Lest we forget. . . Remember the men in uniform who fought so we can have the freedom we enjoy today.
Memorial Day, as Decoration Day gradually came to be known, originally honored only those lost while fighting in the Civil War. But during World War I, the United States found itself embroiled in another major conflict, and the holiday evolved to commemorate American military personnel who died in all wars,
It originated in the years following the Civil War and became an official federal holiday in 1971. Many Americans observe Memorial Day by visiting cemeteries or memorials, holding family gatherings, and participating in parades.
I found these old photos of my two boys joining their father in participating in the Memorial Day Parade in 1977 in Oyster Bay.
Did you know?
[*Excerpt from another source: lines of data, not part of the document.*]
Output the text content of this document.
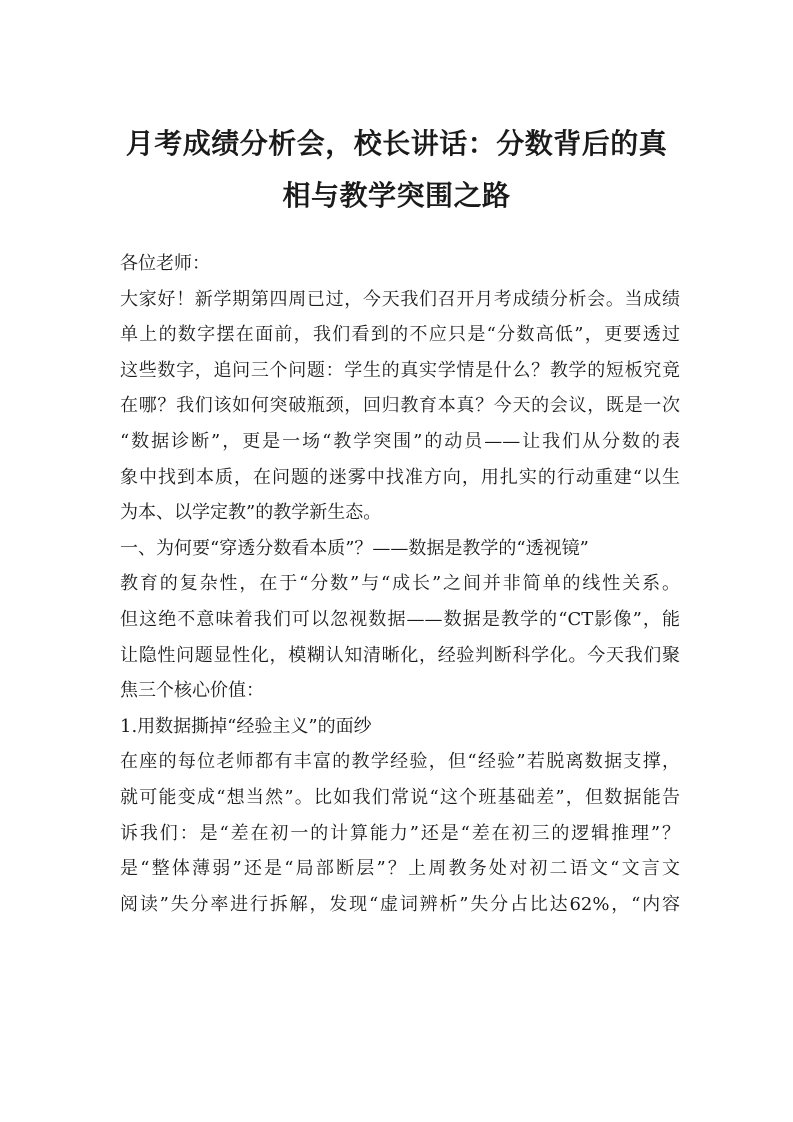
月考成绩分析会，校长讲话：分数背后的真
相与教学突围之路
各位老师：
大家好！新学期第四周已过，今天我们召开月考成绩分析会。当成绩
单上的数字摆在面前，我们看到的不应只是“分数高低”，更要透过
这些数字，追问三个问题：学生的真实学情是什么？教学的短板究竟
在哪？我们该如何突破瓶颈，回归教育本真？今天的会议，既是一次
“数据诊断”，更是一场“教学突围”的动员——让我们从分数的表
象中找到本质，在问题的迷雾中找准方向，用扎实的行动重建“以生
为本、以学定教”的教学新生态。
一、为何要“穿透分数看本质”？——数据是教学的“透视镜”
教育的复杂性，在于“分数”与“成长”之间并非简单的线性关系。
但这绝不意味着我们可以忽视数据——数据是教学的“CT影像”，能
让隐性问题显性化，模糊认知清晰化，经验判断科学化。今天我们聚
焦三个核心价值：
1.用数据撕掉“经验主义”的面纱
在座的每位老师都有丰富的教学经验，但“经验”若脱离数据支撑，
就可能变成“想当然”。比如我们常说“这个班基础差”，但数据能告
诉我们：是“差在初一的计算能力”还是“差在初三的逻辑推理”？
是“整体薄弱”还是“局部断层”？上周教务处对初二语文“文言文
阅读”失分率进行拆解，发现“虚词辨析”失分占比达62%，“内容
Each year on Memorial Day, a national moment of remembrance takes place at 3:00 pm local time.
It is unclear where this tradition originated; numerous different communities may have independently initiated the memorial gatherings. And some records show that one of the earliest Memorial Day commemorations was organized by a group of formerly enslaved people in Charleston, South Carolina, less than a month after the Confederacy surrendered in 1865. Nevertheless, in 1966 the federal government declared Waterloo, New York, the official birthplace of Memorial Day—which first celebrated the day on May 5, 1866. It was chosen because it hosted an annual, community-wide event, during which businesses closed, and residents decorated the graves of soldiers with flowers and flags.